Anatomie du genu valgum arthrosique
Déviation osseuse
Dans le genu valgum, la déviation constitutionnelle est fémorale, avec un condyle externe plus petit (hypoplasique ? ) que l’interne [1] ; le tibia est rectiligne, avec la tangente aux plateaux tibiaux perpendiculaire à l’axe mécanique. L’usure atteint le condyle fémoral externe en distal et en postérieur, le plateau tibial externe est usé en son milieu et parfois enfoncé en cupule.
Tissus mous (tendons, ligaments et capsule articulaire)
Une bonne connaissance de l’anatomie des tissus mous dans le compartiment externe du genou est indispensable pour comprendre la progression des gestes chirurgicaux pour équilibrer les formations ligamentaires.

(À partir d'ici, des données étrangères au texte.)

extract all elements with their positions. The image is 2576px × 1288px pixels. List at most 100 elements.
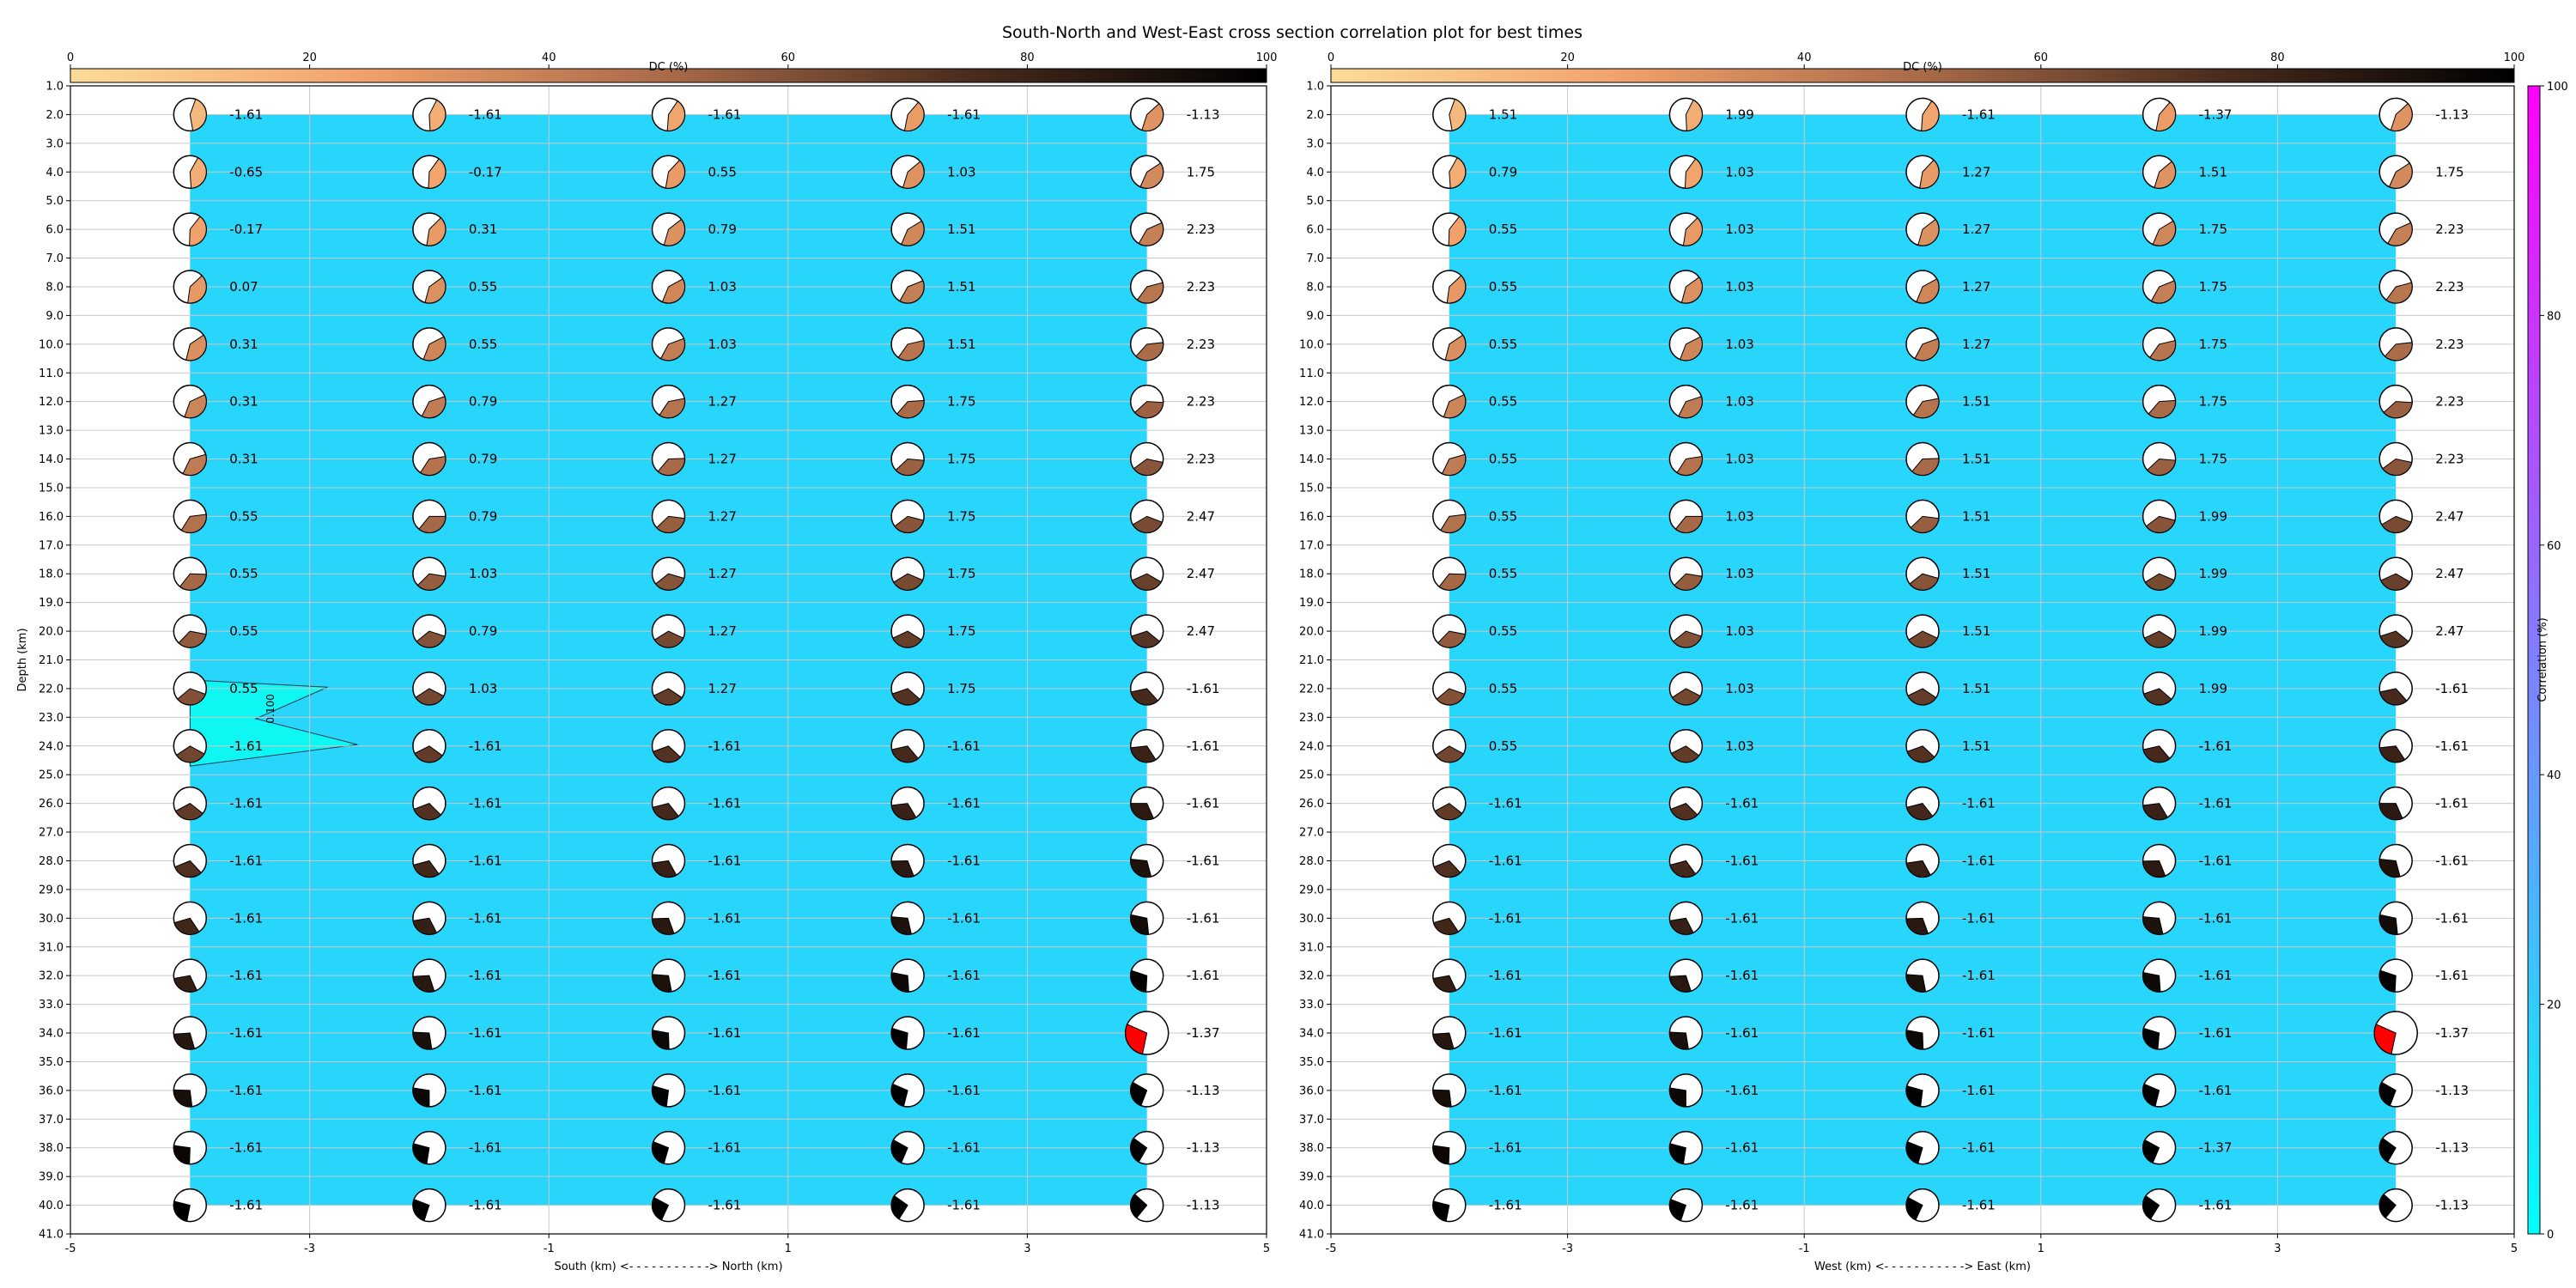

On décrit classiquement un plan extra-articulaire et un plan articulaire [10, 11] mais ces formations anatomiques sont très intimement intriquées et doivent être considérées dans leur ensemble, à l’exception des « vrais » tendons, à savoir ceux du biceps et du poplité, qui, dans notre expérience, ne sont jamais libérés.
Le fascia lata (FL) renforcé par la bandelette de Maissiat s’insère sur le tubercule de Gerdy et envoie des fibres à la tubérosité tibiale. Cependant il a, avant ses insertions finales, des attaches avec la cloison intermusculaire externe de la cuisse, avec le condyle externe et la coque postéro-externe et il envoie des expansions vers le surtout prérotulien, recouvrant l’aileron externe proprement dit [5, 8, 10, 11, 16, 18]. En conséquence, le fascia lata est fixé tant en proximal qu’en distal de l’interligne articulaire externe et se comporte donc plus comme un stabilisateur statique que dynamique du genou [5]. Il est plus un ligament qu’un tendon.
Le ligament latéral externe (LLE) ne s’insère pas sur le tibia mais sur la tête du péroné (biarticulaire) ; par ailleurs, il échappe au complexe fibreux postéro-externe puisqu’il s’attache en haut, sur l’épicondyle externe, en arrière du poplité, mais bien en avant de l’insertion de la capsule [8, 16, 18].
La description du complexe postéro-externe se limite donc à la capsule postéro-externe, recouverte par la voûte externe du ligament poplité arqué et le ligament fabellopéronier [8]. Cet ensemble très solide, à départ distal de l’épiphyse postérieure du tibia et de la tête du péroné, est chapeauté par le solide tendon du jumeau externe.
On peut résumer en disant que, du point de vue chirurgical, il faut séparer quatre structures ou ensemble de structures que nous classons par ordre croissant des rétractions dans la gonarthrose : 1) les muscles poplité et biceps, formations étirables, 2) un ligament biarticulaire, le LLE, 3) un complexe fibreux très solide postéro-externe, et enfin 4) un ligament mono-articulaire, le fascia lata (figure 1).
Figure 1 Les quatre structures individualisables du compartiment externe d’un genou droit, classées par ordre croissant des rétractions inhérentes à l’arthrose : 1) muscles poplité et biceps, formations étirables ; 2) LLE, ligament biarticulaire ; 3) complexe fibreux postéro-externe ; 4) fascia lata, « ligament » mono-articulaire avec ses insertions sur le fémur et sur le tibia.